As mentioned previously, Butterflies and Moths share the same Order (Lepidoptera). Describing the differences is not straight foreward.
Despite the difficulty in separation, the following families within Lepidoptera are considered to be butterflies.
Papilionidae - Swallowtails and Birdwings which are not seen in the UK.
Pieridae - White or Yellow white butterflies.
Lycaenidae - Blues and coppers.
Riodinidae - Metalmark butterflies. Only one member of this family can be seen in the UK - Duke of Burgundy Fritillary (Hamearis lucina)
Nymphalidae - Brush foot butterflies.
Satyridae - Mainly Brown butterflies.
Hesperiidae - Skippers.
Note 1: Danainae (or Danaids) were originally a separate family (Danaidae) but are now grouped with Nymphalidae.
Note 2: Only butterflies that I have photographed (from 2008) are included below. This section will expand as I see and photograph more
This is a large family with some common and very easily recognised members found in the UK. Some (e.g. Large White, Small White and Clouded Yellow) are Migrants.
The pupae are attached to a vertical surface, such as the food plant itself, supported by a silken belt.
A large family of generally small butterflies. The males are brilliantly coloured and usually differ greatly in colour and markings from the females.
Larvae are small and squat with concealed legs giving them the appearance of a woodlouse.

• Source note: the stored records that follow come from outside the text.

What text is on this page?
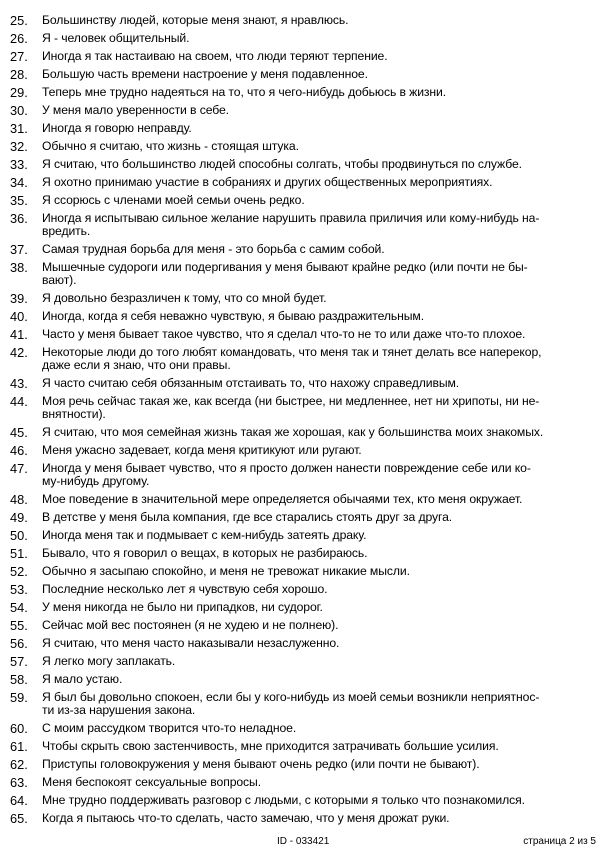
25.	Большинству людей, которые меня знают, я нравлюсь.
26.	Я - человек общительный.
27.	Иногда я так настаиваю на своем, что люди теряют терпение.
28.	Большую часть времени настроение у меня подавленное.
29.	Теперь мне трудно надеяться на то, что я чего-нибудь добьюсь в жизни.
30.	У меня мало уверенности в себе.
31.	Иногда я говорю неправду.
32.	Обычно я считаю, что жизнь - стоящая штука.
33.	Я считаю, что большинство людей способны солгать, чтобы продвинуться по службе.
34.	Я охотно принимаю участие в собраниях и других общественных мероприятиях.
35.	Я ссорюсь с членами моей семьи очень редко.
36.	Иногда я испытываю сильное желание нарушить правила приличия или кому-нибудь на-
вредить.
37.	Самая трудная борьба для меня - это борьба с самим собой.
38.	Мышечные судороги или подергивания у меня бывают крайне редко (или почти не бы-
вают).
39.	Я довольно безразличен к тому, что со мной будет.
40.	Иногда, когда я себя неважно чувствую, я бываю раздражительным.
41.	Часто у меня бывает такое чувство, что я сделал что-то не то или даже что-то плохое.
42.	Некоторые люди до того любят командовать, что меня так и тянет делать все наперекор,
даже если я знаю, что они правы.
43.	Я часто считаю себя обязанным отстаивать то, что нахожу справедливым.
44.	Моя речь сейчас такая же, как всегда (ни быстрее, ни медленнее, нет ни хрипоты, ни не-
внятности).
45.	Я считаю, что моя семейная жизнь такая же хорошая, как у большинства моих знакомых.
46.	Меня ужасно задевает, когда меня критикуют или ругают.
47.	Иногда у меня бывает чувство, что я просто должен нанести повреждение себе или ко-
му-нибудь другому.
48.	Мое поведение в значительной мере определяется обычаями тех, кто меня окружает.
49.	В детстве у меня была компания, где все старались стоять друг за друга.
50.	Иногда меня так и подмывает с кем-нибудь затеять драку.
51.	Бывало, что я говорил о вещах, в которых не разбираюсь.
52.	Обычно я засыпаю спокойно, и меня не тревожат никакие мысли.
53.	Последние несколько лет я чувствую себя хорошо.
54.	У меня никогда не было ни припадков, ни судорог.
55.	Сейчас мой вес постоянен (я не худею и не полнею).
56.	Я считаю, что меня часто наказывали незаслуженно.
57.	Я легко могу заплакать.
58.	Я мало устаю.
59.	Я был бы довольно спокоен, если бы у кого-нибудь из моей семьи возникли неприятнос-
ти из-за нарушения закона.
60.	С моим рассудком творится что-то неладное.
61.	Чтобы скрыть свою застенчивость, мне приходится затрачивать большие усилия.
62.	Приступы головокружения у меня бывают очень редко (или почти не бывают).
63.	Меня беспокоят сексуальные вопросы.
64.	Мне трудно поддерживать разговор с людьми, с которыми я только что познакомился.
65.	Когда я пытаюсь что-то сделать, часто замечаю, что у меня дрожат руки.
ID - 033421	страница 2 из 5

Pupae are attached upright on the food plant or attached to litter around the plant by a few strands of silk.
A large family of colourful butterflies, some of which are instantly recognisable and are seen in the garden. The colour is usually only on the top wing surface, The undersides are generally drab but with distinctive patterns. The front legs are much reduced and not used for walking.
Larvae are generally spiny.
The pupae often have bright metallic spots and are suspended from the food plant.
A large family of mainly brown butterflies with 'eye' spots on the wings. The purpose of these is to lure birds away from the vulnerable head to the less sensitive wing margins.
Another key in identifying butterflies of this family is the distinctively swollen veins at the base of the wing. The front legs are much smaller and brush like.
Larvae feed on grasses and are green or brown. They have two prongs at the rear.
Pupae either hang upside down or lie in a flimsy cocoon in the turf.
An ancient butterfly family which differs greatly from other families. Its head is large and the thorax is equally large. Antennae are widely separated at the base. Flight is fast and darting.
Larvae feed and pupate in a silken shelter on the food plant.